Marshall McLuhan : le village global ou la retribalisation heureuse

Connaissez-vous cette scène de la série Friends dans laquelle le personnage de Ross Geller vante les mérites journalistiques de Playboy ? Il semblerait que les éditions Allia soient du même avis avec cette réédition de l’interview du philosophe canadien Marshall McLuhan (1911-1980), parue en 1969 dans les colonnes du magazine érotique. Fragment d’un village global ou l’histoire condensée d’une transition de civilisation à l’échelle planétaire : la retribalisation.

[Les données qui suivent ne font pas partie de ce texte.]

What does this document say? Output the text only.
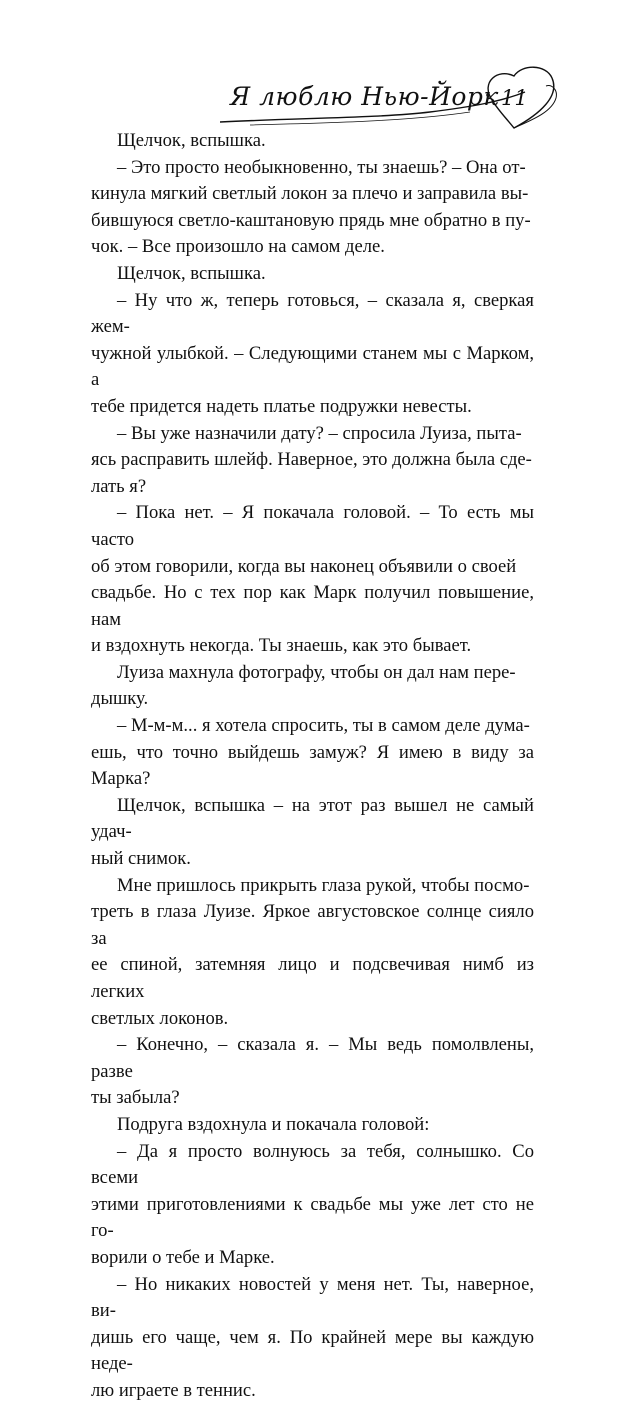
Я люблю Нью-Йорк 11

Щелчок, вспышка.

– Это просто необыкновенно, ты знаешь? – Она от-
кинула мягкий светлый локон за плечо и заправила вы-
бившуюся светло-каштановую прядь мне обратно в пу-
чок. – Все произошло на самом деле.

Щелчок, вспышка.

– Ну что ж, теперь готовься, – сказала я, сверкая жем-
чужной улыбкой. – Следующими станем мы с Марком, а
тебе придется надеть платье подружки невесты.

– Вы уже назначили дату? – спросила Луиза, пыта-
ясь расправить шлейф. Наверное, это должна была сде-
лать я?

– Пока нет. – Я покачала головой. – То есть мы часто
об этом говорили, когда вы наконец объявили о своей
свадьбе. Но с тех пор как Марк получил повышение, нам
и вздохнуть некогда. Ты знаешь, как это бывает.

Луиза махнула фотографу, чтобы он дал нам пере-
дышку.

– М-м-м... я хотела спросить, ты в самом деле дума-
ешь, что точно выйдешь замуж? Я имею в виду за Марка?

Щелчок, вспышка – на этот раз вышел не самый удач-
ный снимок.

Мне пришлось прикрыть глаза рукой, чтобы посмо-
треть в глаза Луизе. Яркое августовское солнце сияло за
ее спиной, затемняя лицо и подсвечивая нимб из легких
светлых локонов.

– Конечно, – сказала я. – Мы ведь помолвлены, разве
ты забыла?

Подруга вздохнула и покачала головой:

– Да я просто волнуюсь за тебя, солнышко. Со всеми
этими приготовлениями к свадьбе мы уже лет сто не го-
ворили о тебе и Марке.

– Но никаких новостей у меня нет. Ты, наверное, ви-
дишь его чаще, чем я. По крайней мере вы каждую неде-
лю играете в теннис.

Comme Régis Debray dont il fût sans doute une influence, Marshall McLuhan étudie les médias, entendus au sens large d’interface entre l’homme et son environnement. Ainsi l’imprimerie ou même l’alphabet phonétique sont des médias, ayant conditionné des phénomènes aussi divers en apparence que la Réforme, la chaîne de montage, la révolution industrielle, le concept de causalité, la perspective, la chronologie narrative ou encore l’introspection psychique. L’étude de ces immenses forces permet de replacer homo mediatis dans la longue durée des civilisations.

Tout comme elles, les médias sont mortels. Une prise de conscience que leur effondrement rend mainstream mais qui était autrefois l’apanage des poètes et des artistes, seuls à ne pas succomber à ce que McLuhan appelle la « narcose de narcisse », cette accoutumance nous faisant prendre des vessies pour des lanternes et manquer l’idée que « le message, c’est le medium ». Depuis McLuhan, la désaffection des médias mécaniques (presse, radio) s’est encore accéléré, révélant toujours plus l’influence qui fût la leur, au profit des nouveaux médias électriques (télévision). Pour McLuhan notre époque est charnière, typiquement celle où la conscience de l’écroulement peut se révéler aussi bien d’une grande fécondité que d’un grand danger, si c’est « dans le clair-obscur [que] surgissent les monstres ».

Cité ad nauseam, l’apocryphe de Gramsci n’en résume pas moins bien la position d’observateur neutre mais préoccupé que revendique McLuhan, équidistant de l’ère mécanique qui l’a vu naître et de la nouvelle « ère organique » dont il décortique les prémices. Cette ambivalence bien humaine travaille l’auteur qui reconnaît avoir un temps désespéré en observant la dégradation de « son » monde. S’il se méfie du processus – la « quête d’identité » à l’origine de cette dégradation, McLuhan ne dénigre pas pour autant la civilisation à venir, qu’il a appris à regarder avec le pouvoir de « détachement clinique » hérité de l’ancienne civilisation mécanique. Il y a vu les ferments d’un avenir qui lui a redonné foi en l’humanité : celui d’une société retribalisée.

La retribalisation

Narcisse par Le Caravage, huile sur toile (circa 1598)

Pour McLuhan, l’ère mécanique n’aura représenté qu’un court intermède entre deux variations d’une même civilisation, qu’il nomme « organique » et qui lui semble mieux répondre aux besoins fondamentaux de l’homme. Les nouveaux médias « électriques » n’annoncent en effet pas une progression mais un retour logique à une forme de société, plus humaine en un sens.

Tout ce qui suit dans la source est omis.